Conversion of temperature from Celsius to Kelvin can be done as shown below.

$\text{T}\left(\text{K}\right)=\text{T}\left({}^{\text{o}}\text{C}\right)+273$

Therefore, $\text{0}\text{°C}$ is converted to Kelvin as shown below.

$\begin{array}{rll}{\text{T}}_{\text{final}}\left(\text{K}\right)& =& \left(\text{0}+273\right)\text{K}\\ & =& \text{273}\text{K}\end{array}$

Conversion of volume from $\text{atm}$ into $\text{mm}\text{Hg}$ is shown below.

$\text{1 atm}=\text{760 mm}\text{Hg}$

The value of ${\text{P}}_{\text{1}}$ is $\text{760}\text{mm}\text{Hg}$.

The value of ${\text{V}}_{\text{1}}$ is $\text{50}\text{mL}$.

The value of ${\text{P}}_{\text{2}}$ is $\text{350}\text{mm}\text{Hg}$.

The value of ${\text{V}}_{\text{2}}$ is $\text{350}\text{mL}$.

Substitute the values of ${\text{P}}_{\text{1}},{\text{V}}_{\text{1}},{\text{P}}_{\text{2}},{\text{V}}_{\text{2}}$ and ${\text{T}}_{\text{1}}$ in the equation (2).

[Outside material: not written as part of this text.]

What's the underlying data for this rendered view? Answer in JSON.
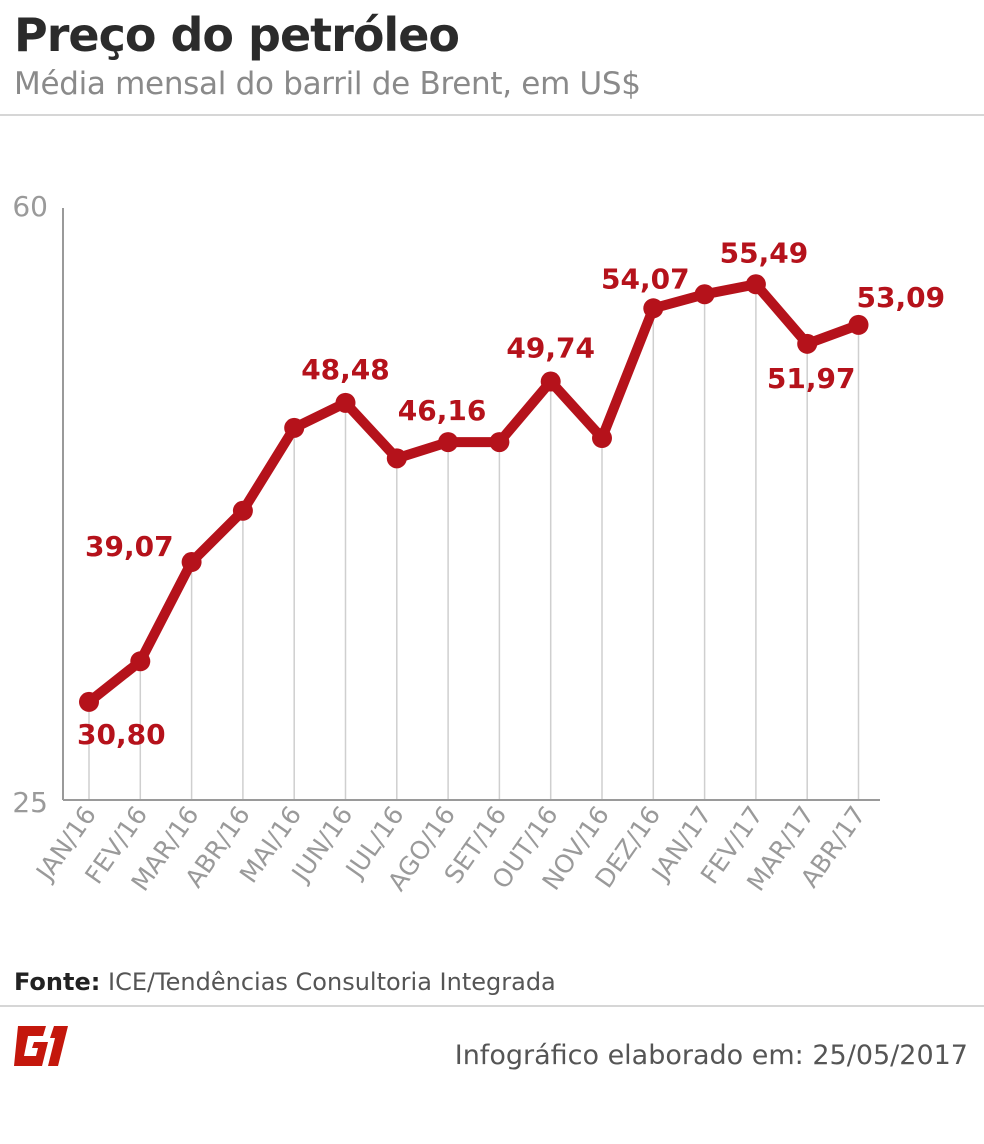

$\begin{array}{rll}{\text{T}}_{\text{2}}& =& \frac{\text{350}\text{mm}\text{Hg}\times \text{350}\text{mL}\times \text{273}\text{K}}{\text{760}\text{mm}\text{Hg}\times \text{50}\text{mL}}\\ & =& 880.06\text{K}\end{array}$

Conversion of temperature from Kelvin to Celsius can be done as shown below.

$\text{T}\left(\text{°C}\right)=\text{T}\left(\text{K}\right)-273$

Therefore, $880.06\text{K}$ is converted to Celsius as shown below.

$\begin{array}{rll}\text{T}\left(\text{°C}\right)& =& \left(880.06-273\right)\text{°C}\\ & =& 607.06\text{°C}\end{array}$

Therefore, the final temperature is $607.06\text{°C}$.

Conclusion

The calculated Celsius temperature, when the volume is $\text{350}\text{.0}\text{mL}$ at $\text{350}\text{mm}\text{Hg}$ is $607.06\text{°C}$.